The Cubs honored Pieper with a "day" on September 22, 1940, celebrating 25 years as field announcer, and again on September 13, 1953, in honor of his fifty years as a Cub employee. The latter occasion took place a day before Gene Baker and Ernie Banks joined—and thus integrated—the ballclub. In 1961, he got to throw out the first ball to open the season, after which he reported for work as customary, in his chair behind home plate, making the usual announcements and providing fresh baseballs to the plate umpire as needed. The Hall of Fame made a recording of Pieper's voice in 1966.

As Wrigley Field had no lighting system until 1988, all the Cubs home games were played in the daytime. After the games, Pieper would serve as a waiter at The Ivanhoe, a castle-themed north-side Chicago restaurant that opened in 1920 and featured turrets and drawbridges, and even had an adjoining theater.
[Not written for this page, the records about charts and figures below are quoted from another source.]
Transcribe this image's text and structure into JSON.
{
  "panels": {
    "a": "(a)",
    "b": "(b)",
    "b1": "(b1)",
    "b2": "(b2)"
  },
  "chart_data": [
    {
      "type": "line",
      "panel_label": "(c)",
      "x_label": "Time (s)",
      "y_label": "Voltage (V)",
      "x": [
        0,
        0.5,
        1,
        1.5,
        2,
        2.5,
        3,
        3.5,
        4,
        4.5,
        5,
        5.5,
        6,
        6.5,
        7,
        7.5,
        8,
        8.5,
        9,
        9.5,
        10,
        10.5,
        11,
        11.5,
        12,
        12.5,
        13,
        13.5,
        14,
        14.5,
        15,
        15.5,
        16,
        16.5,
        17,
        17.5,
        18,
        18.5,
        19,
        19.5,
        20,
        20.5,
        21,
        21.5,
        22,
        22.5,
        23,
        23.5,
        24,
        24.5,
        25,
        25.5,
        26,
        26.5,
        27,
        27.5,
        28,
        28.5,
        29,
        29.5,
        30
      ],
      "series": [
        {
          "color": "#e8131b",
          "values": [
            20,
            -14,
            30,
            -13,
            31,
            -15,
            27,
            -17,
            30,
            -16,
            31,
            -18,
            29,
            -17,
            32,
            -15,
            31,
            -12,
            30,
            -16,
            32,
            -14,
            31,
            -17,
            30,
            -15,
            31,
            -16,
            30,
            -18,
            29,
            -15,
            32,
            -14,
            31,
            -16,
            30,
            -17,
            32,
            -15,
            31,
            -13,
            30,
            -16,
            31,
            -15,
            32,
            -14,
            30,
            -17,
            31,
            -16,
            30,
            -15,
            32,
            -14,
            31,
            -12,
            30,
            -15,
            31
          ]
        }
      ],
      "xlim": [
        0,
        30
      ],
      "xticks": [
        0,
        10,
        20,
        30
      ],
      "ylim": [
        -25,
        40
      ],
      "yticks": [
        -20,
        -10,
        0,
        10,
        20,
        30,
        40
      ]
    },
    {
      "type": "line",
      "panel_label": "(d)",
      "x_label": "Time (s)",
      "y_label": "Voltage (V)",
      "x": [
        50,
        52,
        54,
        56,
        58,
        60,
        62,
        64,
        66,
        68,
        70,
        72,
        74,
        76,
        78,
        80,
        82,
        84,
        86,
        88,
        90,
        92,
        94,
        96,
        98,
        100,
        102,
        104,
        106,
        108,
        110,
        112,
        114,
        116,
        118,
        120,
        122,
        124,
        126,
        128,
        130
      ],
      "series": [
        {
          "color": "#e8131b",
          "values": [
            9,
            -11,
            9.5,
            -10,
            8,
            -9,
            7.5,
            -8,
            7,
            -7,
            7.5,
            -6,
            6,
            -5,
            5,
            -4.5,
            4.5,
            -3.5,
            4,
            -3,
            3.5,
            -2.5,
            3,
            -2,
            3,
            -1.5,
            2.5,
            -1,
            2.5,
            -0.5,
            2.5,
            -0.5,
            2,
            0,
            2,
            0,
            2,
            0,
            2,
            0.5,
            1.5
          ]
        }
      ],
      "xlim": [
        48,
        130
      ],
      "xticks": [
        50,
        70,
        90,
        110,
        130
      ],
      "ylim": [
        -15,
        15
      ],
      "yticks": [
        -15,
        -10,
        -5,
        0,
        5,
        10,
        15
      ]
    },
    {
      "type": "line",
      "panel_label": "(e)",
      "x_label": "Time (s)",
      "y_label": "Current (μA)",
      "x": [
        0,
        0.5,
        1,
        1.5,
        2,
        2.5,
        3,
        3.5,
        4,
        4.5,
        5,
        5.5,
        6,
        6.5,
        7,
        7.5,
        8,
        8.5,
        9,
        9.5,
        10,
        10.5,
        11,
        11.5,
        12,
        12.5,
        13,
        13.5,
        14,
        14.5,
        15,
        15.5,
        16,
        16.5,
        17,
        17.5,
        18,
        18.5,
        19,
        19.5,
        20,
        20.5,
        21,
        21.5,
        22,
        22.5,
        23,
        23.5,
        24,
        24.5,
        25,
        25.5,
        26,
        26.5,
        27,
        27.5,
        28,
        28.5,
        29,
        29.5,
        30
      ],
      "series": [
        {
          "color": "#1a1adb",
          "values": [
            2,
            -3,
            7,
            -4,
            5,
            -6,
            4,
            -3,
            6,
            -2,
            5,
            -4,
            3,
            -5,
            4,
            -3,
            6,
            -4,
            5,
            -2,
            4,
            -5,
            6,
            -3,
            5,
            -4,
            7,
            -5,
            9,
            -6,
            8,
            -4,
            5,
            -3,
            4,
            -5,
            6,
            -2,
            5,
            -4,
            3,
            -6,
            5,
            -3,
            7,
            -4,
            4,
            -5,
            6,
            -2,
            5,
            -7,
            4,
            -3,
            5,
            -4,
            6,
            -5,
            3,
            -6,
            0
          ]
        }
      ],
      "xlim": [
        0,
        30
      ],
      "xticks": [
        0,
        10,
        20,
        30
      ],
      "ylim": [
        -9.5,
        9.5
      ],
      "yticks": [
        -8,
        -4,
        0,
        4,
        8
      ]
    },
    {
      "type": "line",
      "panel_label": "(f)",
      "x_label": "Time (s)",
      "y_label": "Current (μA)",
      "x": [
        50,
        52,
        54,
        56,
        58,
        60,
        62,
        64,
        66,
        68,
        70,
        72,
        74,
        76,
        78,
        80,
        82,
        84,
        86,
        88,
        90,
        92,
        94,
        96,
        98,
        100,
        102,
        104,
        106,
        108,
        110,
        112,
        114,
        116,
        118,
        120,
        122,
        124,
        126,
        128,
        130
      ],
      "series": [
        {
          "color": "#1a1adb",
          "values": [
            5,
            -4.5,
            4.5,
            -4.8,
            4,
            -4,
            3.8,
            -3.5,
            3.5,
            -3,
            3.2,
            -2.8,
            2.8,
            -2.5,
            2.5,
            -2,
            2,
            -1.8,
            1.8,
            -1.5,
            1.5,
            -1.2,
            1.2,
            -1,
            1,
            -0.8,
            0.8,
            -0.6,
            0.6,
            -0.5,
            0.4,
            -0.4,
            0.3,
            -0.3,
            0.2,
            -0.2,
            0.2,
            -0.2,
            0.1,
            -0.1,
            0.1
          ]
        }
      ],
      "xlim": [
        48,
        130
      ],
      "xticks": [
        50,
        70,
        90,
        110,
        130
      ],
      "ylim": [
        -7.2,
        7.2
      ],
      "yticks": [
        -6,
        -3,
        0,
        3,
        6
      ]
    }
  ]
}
Pieper met Karen Marie Jorgensen in 1910, and after what he called "a whirlwind courtship," married her in 1918. Karen didn't like to attend baseball games, although Pieper recalls that he once got her to stay for all of three innings. Karen died in 1971. They had no children.

A dedicated bowler, Pieper subbed for an absent player in the American Bowling Congress tournament in 1924. He threw three consecutive strikes before the absentee returned. He was a mainstay of the Cubs’ team, rolling alongside Andy Pafko, Billy Holm, Phil Cavarretta and Gabby Hartnett, often in tournaments organized by Ray Schalk. Pieper bowled a 200 game at age 80.

== Death ==

Pieper was taken ill after reporting for work at the ballpark on September 8, 1974. Suffering from acute jaundice, he was admitted to American Hospital, and died on October 22, 1974. In 1996, he was inducted into the Chicago Cubs Walk of Fame (which was later discontinued and reintroduced as the Chicago Cubs Hall of Fame in 2021).